Warning: Cannot modify header information - headers already sent by (output started at /home/rachelsa/rise18.rachelsagnerbuurma.org/external/htmlpurifier-lite/library/HTMLPurifier.autoload.php:17) in /home/rachelsa/rise18.rachelsagnerbuurma.org/templates/default/shell.tpl.php on line 5

Warning: Cannot modify header information - headers already sent by (output started at /home/rachelsa/rise18.rachelsagnerbuurma.org/external/htmlpurifier-lite/library/HTMLPurifier.autoload.php:17) in /home/rachelsa/rise18.rachelsagnerbuurma.org/templates/default/shell.tpl.php on line 6
OCR-ing Tristram Shandy
Skip to main content

OCR-ing Tristram Shandy

3 min read

Cleaning the OCR'd text of my Tristram Shandy section wasn’t too difficult when I used find and replace. I learned that because databases like ECCO use OCR’d texts to power their search engine, searches are not going to be accurate if your word has an S in the middle or beginning of it. But you can try searching the archaic form of the word—so I’d have to try “worfhip” or “worlhip” (what my OCR’d text garbled it into) to find mentions of worship.
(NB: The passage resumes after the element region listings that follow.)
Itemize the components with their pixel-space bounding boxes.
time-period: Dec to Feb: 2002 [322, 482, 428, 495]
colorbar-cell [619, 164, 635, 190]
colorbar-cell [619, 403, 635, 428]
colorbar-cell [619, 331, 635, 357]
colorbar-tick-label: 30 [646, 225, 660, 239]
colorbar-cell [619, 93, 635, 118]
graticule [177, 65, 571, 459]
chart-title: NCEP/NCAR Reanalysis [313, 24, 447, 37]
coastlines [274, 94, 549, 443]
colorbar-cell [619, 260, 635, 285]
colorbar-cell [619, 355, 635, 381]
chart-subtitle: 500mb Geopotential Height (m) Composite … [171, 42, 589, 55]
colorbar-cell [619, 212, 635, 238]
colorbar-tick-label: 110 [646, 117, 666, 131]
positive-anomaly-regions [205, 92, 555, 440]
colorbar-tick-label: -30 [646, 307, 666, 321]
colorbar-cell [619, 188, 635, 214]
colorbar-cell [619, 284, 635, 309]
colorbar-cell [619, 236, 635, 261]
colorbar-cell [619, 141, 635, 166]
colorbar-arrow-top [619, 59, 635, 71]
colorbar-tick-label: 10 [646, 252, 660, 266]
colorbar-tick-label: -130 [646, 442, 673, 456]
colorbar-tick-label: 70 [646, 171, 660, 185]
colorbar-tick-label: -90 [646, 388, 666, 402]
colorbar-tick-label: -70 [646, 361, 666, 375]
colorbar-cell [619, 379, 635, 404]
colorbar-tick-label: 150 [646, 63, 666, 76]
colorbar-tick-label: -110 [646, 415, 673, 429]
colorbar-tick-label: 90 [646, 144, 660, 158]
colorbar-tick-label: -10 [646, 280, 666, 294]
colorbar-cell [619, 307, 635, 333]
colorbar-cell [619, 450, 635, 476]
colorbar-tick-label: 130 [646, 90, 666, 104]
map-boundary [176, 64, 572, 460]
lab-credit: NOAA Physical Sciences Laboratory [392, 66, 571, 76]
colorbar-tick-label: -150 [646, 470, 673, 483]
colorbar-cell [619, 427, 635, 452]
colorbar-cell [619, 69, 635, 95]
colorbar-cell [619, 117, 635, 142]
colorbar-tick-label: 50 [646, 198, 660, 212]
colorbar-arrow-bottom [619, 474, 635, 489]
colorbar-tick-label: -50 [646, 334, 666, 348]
If the OCR program analyzed the entire sentence rather than just single characters, machine learning could help predict what the right word should be – for example, it could make sure pronouns are spelled correctly because grammar dictates where they have to go; it could find words in the OCR’d text that aren’t in the dictionary and aren’t capitalized (so less likely to be pronouns); and it could use the placement of an “s” in a word to guess what word it should be.

 

Cleaned, OCR’d texts seem extremely helpful to me in increasing the accessibility of historically significant texts. Even digital facsimiles aren’t helpful to the extent that they take forever (and a lot of paper, if you print them) to be able to read. To me, divorcing a text from the layout that its original readers engaged with significantly changes it. I’m a visual learner, so I remember the location of a word on a page when I read, which leads me to think that the layout is important because it shifts how we group different parts of the text and how we digest what we’re reading—especially with newspapers and paratexts.

And that’s why it’s hard for us to contextualize the proliferation of the novel and how it affected people; we don’t experience the difficulties of obtaining novels anymore. I think it’s important to consider how books used to be read: slowly, carefully, while turning many expensive pages. Perhaps people memorized while reading so they could recount it orally later, or read out loud. Authors couldn't easily edit content, either, like we can edit a Word document. Reading a book on a webpage as we do with Gutenberg Project texts makes it seem like a sea of words that goes on continuously, and we can get lost in it.